By Monday evening, it must have been clear, even to Donald Trump, that the jig was up. During the previous forty-eight hours, the President’s campaign to overturn the 2020 election result and entrench himself in the White House for another four years had suffered a series of heavy blows. This past weekend, in yet another setback for his legal team, a conservative federal judge in Pennsylvania mockingly dismissed a voter-fraud case that had been filed days earlier. On Monday morning, more than a hundred Republican national-security officials published a public letter calling on Trump to “cease his anti-democratic assault on the integrity of the presidential election.” And, on Monday afternoon, Michigan’s Board of State Canvassers certified that Joe Biden had won the state by more than a hundred and fifty thousand votes.
Trump’s legal options were shrinking away, his political support was crumbling, and even some of his senior aides in the White House were telling him that it was time for a formal transition to a Biden Presidency. Finally, Trump gave in. In a letter to Biden that was leaked to CNN and other media outlets, Emily Murphy, a Trump appointee who heads the General Services Administration, an independent federal agency that, among other duties, provides financing and other forms of support to Presidential transitions, said that she was now ready “to make those resources and services available.” Immediately after Murphy’s letter emerged, Trump sent two tweets, in which he thanked her for “steadfast dedication” and said, “Our case “STRONGLY continues, we will keep up the good … fight, and I believe we will prevail!” But then Trump went on, “Nevertheless, in the best interest of our Country, I am recommending that Emily and her team do what needs to be done with regard to initial protocols, and have told my team to do the same.”
Given Trump’s chronic aversion to being labelled a loser, and his clear intention to use the myth of a stolen election as a rallying cry for his supporters going forward, this pair of tweets may well be the closest he ever comes to issuing a formal concession. Indeed, later on Monday night, he said, in another tweet, “Will never concede to fake ballots & ‘Dominion’.” (“Dominion” refers to Dominion Voting Systems, a company that figures prominently in one of the Trumpian conspiracy theories about the election.) But in an administrative sense, the deed has been done. Trump’s tweets, together with Murphy’s letter, marked an official acknowledgement that Biden is now the President-elect and, as such, is entitled to all the perquisites that go with that status. The flip side of this recognition went unacknowledged by the White House, but it can no longer be denied: Trump is officially a lame duck.
Trump’s anti-democratic assault—it was refreshing to see even some Republicans using such plain language—isn’t over. In the days and weeks ahead, Rudy Giuliani and his colleagues will go on with their madcap legal efforts. And Trump will surely continue to insist that he won the election, probably to his dying day. But the official start of the transition has turned all that into a sideshow. For now, at least, the future belongs to the next President, who is already busy rolling out his Cabinet appointments.

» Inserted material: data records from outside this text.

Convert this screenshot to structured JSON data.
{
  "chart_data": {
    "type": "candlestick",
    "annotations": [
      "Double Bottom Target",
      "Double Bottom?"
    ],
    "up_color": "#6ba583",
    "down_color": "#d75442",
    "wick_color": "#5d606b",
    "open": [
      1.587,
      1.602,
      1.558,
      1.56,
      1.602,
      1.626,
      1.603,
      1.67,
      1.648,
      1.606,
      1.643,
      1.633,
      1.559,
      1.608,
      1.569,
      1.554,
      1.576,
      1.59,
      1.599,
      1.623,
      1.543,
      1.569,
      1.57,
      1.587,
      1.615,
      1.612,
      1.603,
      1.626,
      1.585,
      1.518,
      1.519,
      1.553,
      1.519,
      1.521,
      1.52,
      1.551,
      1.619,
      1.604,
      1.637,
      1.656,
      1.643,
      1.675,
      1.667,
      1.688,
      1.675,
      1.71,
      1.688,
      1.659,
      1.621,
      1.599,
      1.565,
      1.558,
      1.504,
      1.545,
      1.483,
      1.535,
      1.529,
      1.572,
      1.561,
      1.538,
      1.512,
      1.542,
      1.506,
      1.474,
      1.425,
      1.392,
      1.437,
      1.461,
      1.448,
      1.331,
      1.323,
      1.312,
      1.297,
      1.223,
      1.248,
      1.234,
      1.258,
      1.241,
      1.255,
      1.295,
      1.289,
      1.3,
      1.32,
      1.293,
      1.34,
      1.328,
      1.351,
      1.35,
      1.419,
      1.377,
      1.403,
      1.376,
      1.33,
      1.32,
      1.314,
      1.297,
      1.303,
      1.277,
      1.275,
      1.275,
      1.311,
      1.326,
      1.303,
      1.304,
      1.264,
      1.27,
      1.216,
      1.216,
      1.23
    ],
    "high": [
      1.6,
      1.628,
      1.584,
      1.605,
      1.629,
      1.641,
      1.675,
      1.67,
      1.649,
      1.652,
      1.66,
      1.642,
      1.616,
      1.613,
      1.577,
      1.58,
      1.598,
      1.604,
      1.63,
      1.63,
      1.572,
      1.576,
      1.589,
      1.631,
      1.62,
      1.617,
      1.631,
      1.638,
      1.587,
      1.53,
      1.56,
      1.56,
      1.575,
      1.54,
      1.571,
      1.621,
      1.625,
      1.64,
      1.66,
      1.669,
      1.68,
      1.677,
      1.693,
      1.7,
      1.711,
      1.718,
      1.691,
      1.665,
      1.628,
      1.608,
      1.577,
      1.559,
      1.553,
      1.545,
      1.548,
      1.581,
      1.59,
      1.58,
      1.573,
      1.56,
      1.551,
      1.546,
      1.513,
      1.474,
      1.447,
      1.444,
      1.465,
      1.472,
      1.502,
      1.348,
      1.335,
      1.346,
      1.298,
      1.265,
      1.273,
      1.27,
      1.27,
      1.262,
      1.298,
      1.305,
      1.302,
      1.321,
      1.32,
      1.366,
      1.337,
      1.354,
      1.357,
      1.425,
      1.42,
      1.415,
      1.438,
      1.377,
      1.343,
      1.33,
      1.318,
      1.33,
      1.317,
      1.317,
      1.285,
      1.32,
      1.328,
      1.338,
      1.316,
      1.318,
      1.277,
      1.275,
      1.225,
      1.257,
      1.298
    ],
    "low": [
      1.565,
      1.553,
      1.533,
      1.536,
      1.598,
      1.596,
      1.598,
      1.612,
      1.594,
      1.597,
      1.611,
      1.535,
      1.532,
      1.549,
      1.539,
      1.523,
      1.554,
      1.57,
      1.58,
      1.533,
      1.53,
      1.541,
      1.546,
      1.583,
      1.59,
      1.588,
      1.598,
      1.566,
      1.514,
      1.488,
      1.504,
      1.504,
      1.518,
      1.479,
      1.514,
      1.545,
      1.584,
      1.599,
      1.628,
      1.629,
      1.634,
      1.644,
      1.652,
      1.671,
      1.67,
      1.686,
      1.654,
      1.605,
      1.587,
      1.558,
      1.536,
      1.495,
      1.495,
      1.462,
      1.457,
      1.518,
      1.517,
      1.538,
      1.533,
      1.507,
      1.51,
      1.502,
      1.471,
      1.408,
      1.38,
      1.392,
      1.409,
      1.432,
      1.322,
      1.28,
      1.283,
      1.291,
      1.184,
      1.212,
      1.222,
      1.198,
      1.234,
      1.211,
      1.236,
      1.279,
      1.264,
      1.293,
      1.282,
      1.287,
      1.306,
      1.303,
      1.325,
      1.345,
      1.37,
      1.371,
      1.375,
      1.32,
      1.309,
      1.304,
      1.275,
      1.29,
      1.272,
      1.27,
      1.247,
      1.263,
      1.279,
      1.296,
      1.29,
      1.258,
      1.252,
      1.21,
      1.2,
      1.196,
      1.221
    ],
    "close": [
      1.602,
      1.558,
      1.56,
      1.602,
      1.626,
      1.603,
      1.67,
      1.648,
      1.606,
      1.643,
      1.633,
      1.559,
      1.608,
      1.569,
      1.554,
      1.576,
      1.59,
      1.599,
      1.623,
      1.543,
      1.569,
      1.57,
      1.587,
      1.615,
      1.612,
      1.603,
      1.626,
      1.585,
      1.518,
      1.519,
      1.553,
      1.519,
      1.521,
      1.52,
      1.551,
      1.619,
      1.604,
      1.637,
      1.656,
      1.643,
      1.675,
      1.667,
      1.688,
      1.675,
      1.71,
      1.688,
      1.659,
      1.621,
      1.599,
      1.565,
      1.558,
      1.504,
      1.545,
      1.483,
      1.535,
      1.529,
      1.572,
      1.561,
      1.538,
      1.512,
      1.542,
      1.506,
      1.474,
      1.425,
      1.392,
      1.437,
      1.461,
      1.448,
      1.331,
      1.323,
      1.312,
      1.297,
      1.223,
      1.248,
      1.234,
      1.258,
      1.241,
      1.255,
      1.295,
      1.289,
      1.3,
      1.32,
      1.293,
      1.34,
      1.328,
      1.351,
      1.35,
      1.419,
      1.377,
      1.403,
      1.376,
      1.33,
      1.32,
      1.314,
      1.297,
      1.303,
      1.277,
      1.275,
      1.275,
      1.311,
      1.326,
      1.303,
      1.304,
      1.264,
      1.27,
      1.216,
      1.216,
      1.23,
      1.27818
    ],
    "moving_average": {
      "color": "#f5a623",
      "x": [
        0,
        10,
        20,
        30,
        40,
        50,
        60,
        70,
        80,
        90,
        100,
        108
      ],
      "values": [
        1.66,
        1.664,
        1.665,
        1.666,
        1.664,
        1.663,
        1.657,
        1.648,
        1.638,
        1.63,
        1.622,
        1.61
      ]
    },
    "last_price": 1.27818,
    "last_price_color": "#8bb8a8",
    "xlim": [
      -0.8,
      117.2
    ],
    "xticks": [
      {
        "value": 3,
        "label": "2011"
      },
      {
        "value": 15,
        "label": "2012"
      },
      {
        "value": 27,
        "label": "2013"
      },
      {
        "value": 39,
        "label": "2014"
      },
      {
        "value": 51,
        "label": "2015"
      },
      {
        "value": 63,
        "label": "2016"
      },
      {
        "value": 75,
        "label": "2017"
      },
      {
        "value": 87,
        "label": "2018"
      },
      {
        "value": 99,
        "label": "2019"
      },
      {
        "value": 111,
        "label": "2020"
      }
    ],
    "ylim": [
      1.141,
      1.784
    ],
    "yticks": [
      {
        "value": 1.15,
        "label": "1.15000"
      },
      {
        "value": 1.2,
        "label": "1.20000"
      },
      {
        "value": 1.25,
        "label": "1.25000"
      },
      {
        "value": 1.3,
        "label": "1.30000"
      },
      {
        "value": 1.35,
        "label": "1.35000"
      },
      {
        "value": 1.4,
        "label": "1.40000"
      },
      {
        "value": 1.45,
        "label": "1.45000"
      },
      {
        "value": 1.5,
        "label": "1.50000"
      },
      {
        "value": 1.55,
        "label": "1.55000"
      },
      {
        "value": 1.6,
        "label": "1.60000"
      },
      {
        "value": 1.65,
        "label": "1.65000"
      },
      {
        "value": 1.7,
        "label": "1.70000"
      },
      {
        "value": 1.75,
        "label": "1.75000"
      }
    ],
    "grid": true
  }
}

No matter how you regard the specific prospect of a Biden Presidency, these developments are excellent news for American democracy. Four years ago, I wrote a column about the threat that Trump’s victory over Hillary Clinton presented. While distancing myself from some historians and political scientists who were then comparing the President-elect to Hitler or Mussolini, I noted some of the serious dangers that lay ahead: “If anything, the isolation and pressures of the Oval Office might further warp his ego and exaggerate his dictatorial tendencies. Surrounded by yes-men, he could well be tempted to try to expand his powers, especially when things go wrong, as they inevitably do at some point in any Presidency.”